Well, what better way to celebrate Andy Murray’s US Open win than to read about group-government relations in Scotland after devolution? I am co-authoring a second edition of ‘Scottish Politics’ with Neil McGarvey. It will appear in 2013. It includes a significantly revised chapter on ‘pressure politcs’, updated to include the post-2007 SNP era. The main argument is that, while we can identify a ‘Scottish Policy Style’, we should not assume that Scottish and UK policymaking processes necessarily differ. Or, if they do, it may be more to do with Scotland’s size and the Scottish Government’s capacity than a new culture of openness or Scotland’s ‘consensus democracy’ institutions. It focuses on Scotland, but has some things to say about the often-mistaken assumptions we make about UK policymaking (a point expanded on, for example, here – http://onlinelibrary.wiley.com/doi/10.1111/j.1478-9302.2011.00233.x/abstract)(email me if you are struggling for access to the article).
I have copy and pasted the introduction below and you can find the rest here:
“Chapter 5 suggests that the Scottish Parliament did not foster new and effective forms of deliberative and participatory democracy. It highlights the similarities between the Westminster and Holyrood systems and argues that, in both, most policy is formulated outside the legislative arena following regular consultation between govern¬ments and pressure participants such as interest groups. This chapter examines the extent to which that process of policymaking is distinctive in Scotland following devolution. In other words, is there a ‘Scottish Policy Style’? Policy style refers simply to the ways in which governments make and implement policy (Richardson, 1982). It has two dimensions: the way that governments make policy, in consultation with pressure participants; and, the way that they implement policy in partnership with organizations such as local authorities (discussed at more length in chapter 10).

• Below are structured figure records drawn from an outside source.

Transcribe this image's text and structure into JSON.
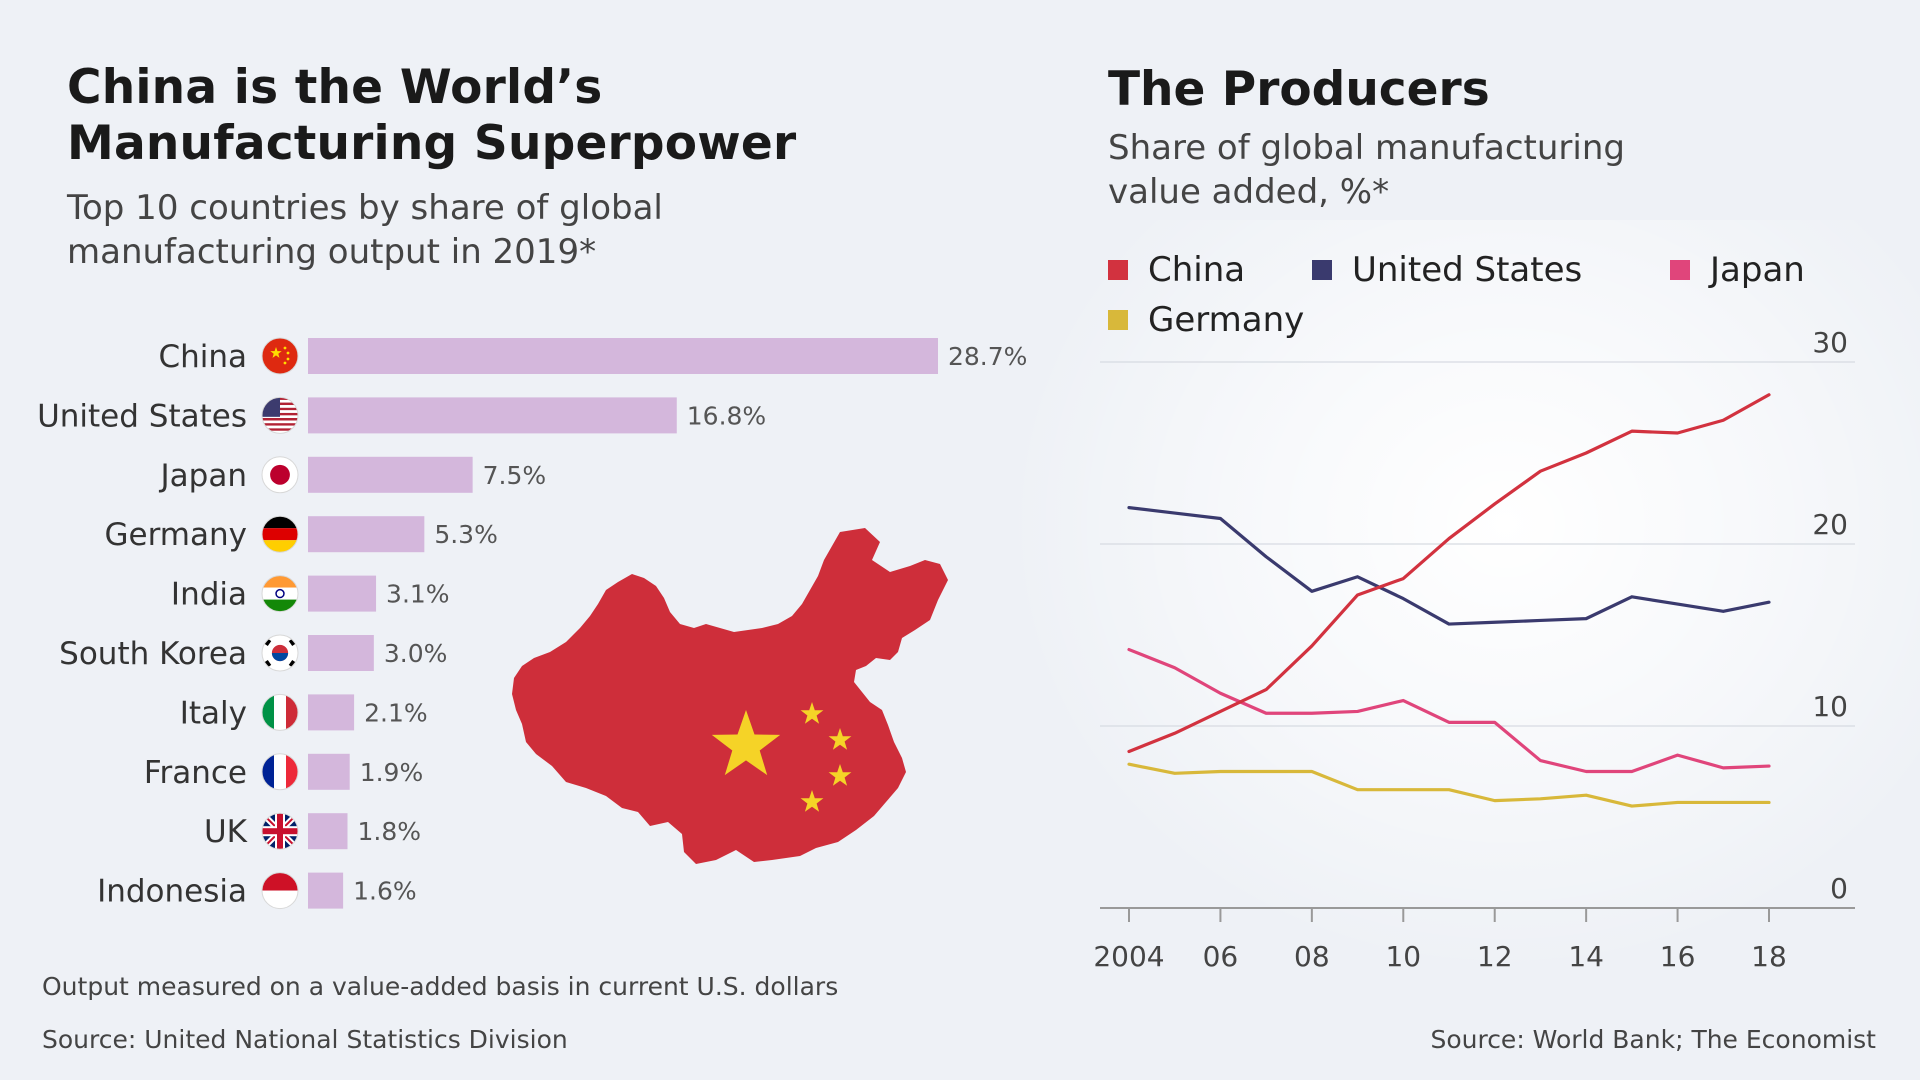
{
  "left": {
    "title": "China is the World’s\nManufacturing Superpower",
    "subtitle": "Top 10 countries by share of global\nmanufacturing output in 2019*",
    "note": "Output measured on a value-added basis in current U.S. dollars",
    "source": "Source: United National Statistics Division"
  },
  "right": {
    "title": "The Producers",
    "subtitle": "Share of global manufacturing\nvalue added, %*",
    "source": "Source: World Bank; The Economist"
  },
  "colors": {
    "bar": "#d4b7dc",
    "china": "#d2323f",
    "united_states": "#3a3a6e",
    "japan": "#e0457b",
    "germany": "#d8b83a",
    "map_red": "#ce2e3a",
    "map_star": "#f5d327"
  },
  "chart_data": [
    {
      "type": "bar",
      "orientation": "horizontal",
      "title": "China is the World’s Manufacturing Superpower",
      "subtitle": "Top 10 countries by share of global manufacturing output in 2019*",
      "categories": [
        "China",
        "United States",
        "Japan",
        "Germany",
        "India",
        "South Korea",
        "Italy",
        "France",
        "UK",
        "Indonesia"
      ],
      "values": [
        28.7,
        16.8,
        7.5,
        5.3,
        3.1,
        3.0,
        2.1,
        1.9,
        1.8,
        1.6
      ],
      "value_labels": [
        "28.7%",
        "16.8%",
        "7.5%",
        "5.3%",
        "3.1%",
        "3.0%",
        "2.1%",
        "1.9%",
        "1.8%",
        "1.6%"
      ],
      "flag_icons": [
        "china-flag-icon",
        "us-flag-icon",
        "japan-flag-icon",
        "germany-flag-icon",
        "india-flag-icon",
        "south-korea-flag-icon",
        "italy-flag-icon",
        "france-flag-icon",
        "uk-flag-icon",
        "indonesia-flag-icon"
      ],
      "xlim": [
        0,
        28.7
      ]
    },
    {
      "type": "line",
      "title": "The Producers",
      "subtitle": "Share of global manufacturing value added, %*",
      "x": [
        2004,
        2005,
        2006,
        2007,
        2008,
        2009,
        2010,
        2011,
        2012,
        2013,
        2014,
        2015,
        2016,
        2017,
        2018
      ],
      "xticks": [
        2004,
        2006,
        2008,
        2010,
        2012,
        2014,
        2016,
        2018
      ],
      "xtick_labels": [
        "2004",
        "06",
        "08",
        "10",
        "12",
        "14",
        "16",
        "18"
      ],
      "yticks": [
        0,
        10,
        20,
        30
      ],
      "ytick_labels": [
        "0",
        "10",
        "20",
        "30"
      ],
      "ylim": [
        0,
        30
      ],
      "y_axis_position": "right",
      "legend_position": "top",
      "series": [
        {
          "name": "China",
          "color_key": "china",
          "values": [
            8.6,
            9.6,
            10.8,
            12.0,
            14.4,
            17.2,
            18.1,
            20.3,
            22.2,
            24.0,
            25.0,
            26.2,
            26.1,
            26.8,
            28.2
          ]
        },
        {
          "name": "United States",
          "color_key": "united_states",
          "values": [
            22.0,
            21.7,
            21.4,
            19.3,
            17.4,
            18.2,
            17.0,
            15.6,
            15.7,
            15.8,
            15.9,
            17.1,
            16.7,
            16.3,
            16.8
          ]
        },
        {
          "name": "Japan",
          "color_key": "japan",
          "values": [
            14.2,
            13.2,
            11.8,
            10.7,
            10.7,
            10.8,
            11.4,
            10.2,
            10.2,
            8.1,
            7.5,
            7.5,
            8.4,
            7.7,
            7.8
          ]
        },
        {
          "name": "Germany",
          "color_key": "germany",
          "values": [
            7.9,
            7.4,
            7.5,
            7.5,
            7.5,
            6.5,
            6.5,
            6.5,
            5.9,
            6.0,
            6.2,
            5.6,
            5.8,
            5.8,
            5.8
          ]
        }
      ]
    }
  ]
}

We can identify some hopes for ‘new politics’ in this area, linked to the idea that Scotland is a ‘consensus’ rather than a ‘majoritarian’ democracy (box 7.2). The SCC proposed, albeit in a rather vague way, a new type of pluralist democracy in which consultation with affected interests would be as wide as possible, not only with established interest groups but also previously excluded groups with a limited voice and ability to organise. This push for broader consultation is associated with a monitoring role performed by Scottish Parliament committees who may oblige the Scottish Government to consult far and wide until they are satisfied that all groups have ‘had their say’. This would perhaps help produce a new and improved consultation process between the Scottish Government, Scottish Parliament and a wide range of representative organizations in the community, voluntary sector, professions and business. This inclusion of hitherto excluded sections of society would come at some expense to the ‘usual suspects’, or the larger and better resourced groups which tend to dominate consultation time with government.

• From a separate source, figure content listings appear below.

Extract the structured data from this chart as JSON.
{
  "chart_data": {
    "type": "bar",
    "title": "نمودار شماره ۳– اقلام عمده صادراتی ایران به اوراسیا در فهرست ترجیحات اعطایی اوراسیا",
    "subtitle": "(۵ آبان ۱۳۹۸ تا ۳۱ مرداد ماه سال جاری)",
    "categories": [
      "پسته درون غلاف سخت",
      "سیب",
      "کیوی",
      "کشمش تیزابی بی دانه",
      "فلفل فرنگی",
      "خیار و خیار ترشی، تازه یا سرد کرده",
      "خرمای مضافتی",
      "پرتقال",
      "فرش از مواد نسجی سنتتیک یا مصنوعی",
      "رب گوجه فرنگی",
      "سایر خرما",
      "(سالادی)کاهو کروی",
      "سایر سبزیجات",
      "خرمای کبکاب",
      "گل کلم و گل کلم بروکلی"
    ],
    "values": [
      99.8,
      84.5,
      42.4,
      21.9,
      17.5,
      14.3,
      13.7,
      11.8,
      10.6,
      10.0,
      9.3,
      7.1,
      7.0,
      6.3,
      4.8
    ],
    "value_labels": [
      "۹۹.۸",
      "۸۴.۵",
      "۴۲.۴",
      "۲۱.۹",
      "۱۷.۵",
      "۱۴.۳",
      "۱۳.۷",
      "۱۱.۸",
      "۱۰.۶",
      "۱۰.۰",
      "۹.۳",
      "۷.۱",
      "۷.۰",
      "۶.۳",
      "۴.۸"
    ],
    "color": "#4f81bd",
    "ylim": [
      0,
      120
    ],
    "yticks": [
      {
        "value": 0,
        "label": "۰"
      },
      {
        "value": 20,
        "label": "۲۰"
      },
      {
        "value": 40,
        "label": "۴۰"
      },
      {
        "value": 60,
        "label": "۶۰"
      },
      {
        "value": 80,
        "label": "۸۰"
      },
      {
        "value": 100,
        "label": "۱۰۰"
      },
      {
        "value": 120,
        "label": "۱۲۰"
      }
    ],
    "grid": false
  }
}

The tone of much of these recommendations is based on the idea that new forms of consultation would take Scotland further away from UK policymaking which is relatively ‘top-down’ and based either on a lack of proper consultation or consultation restricted to a small number of powerful groups that squeeze out the competition. Yet, much of the policymaking literature suggests that this image of the UK is a caricature based on minimal evidence. Scotland may have its own policy style, but this is often related to factors unrelated to ‘new politics’ (such as Scotland’s size and the scale of its responsibilities). The recommendations are also perhaps based on the assumption that there can be a Scottish-specific arena in which pressure participants can engage. Rather, organised groups must consider how best to influence policy in an era of ‘multi-level governance’ in which many levels and types of government are involved, from the European Union to local authorities (chapter 9). Further, the role of local authorities has changed since 2007 (chapter 10), prompting many groups to reassess their lobbying strategies.
This chapter discusses:
• The meaning of ‘pluralist democracy’ and the SCC hopes for a new Scottish Policy Style.
• The nature of pressure politics in Scotland.
• The evidence of a difference between Scottish and UK policy styles.
• The strategies of interest groups in Scotland who are faced with uncertainty in the era of multi-level governance.
• The impact of SNP Government since 2007.”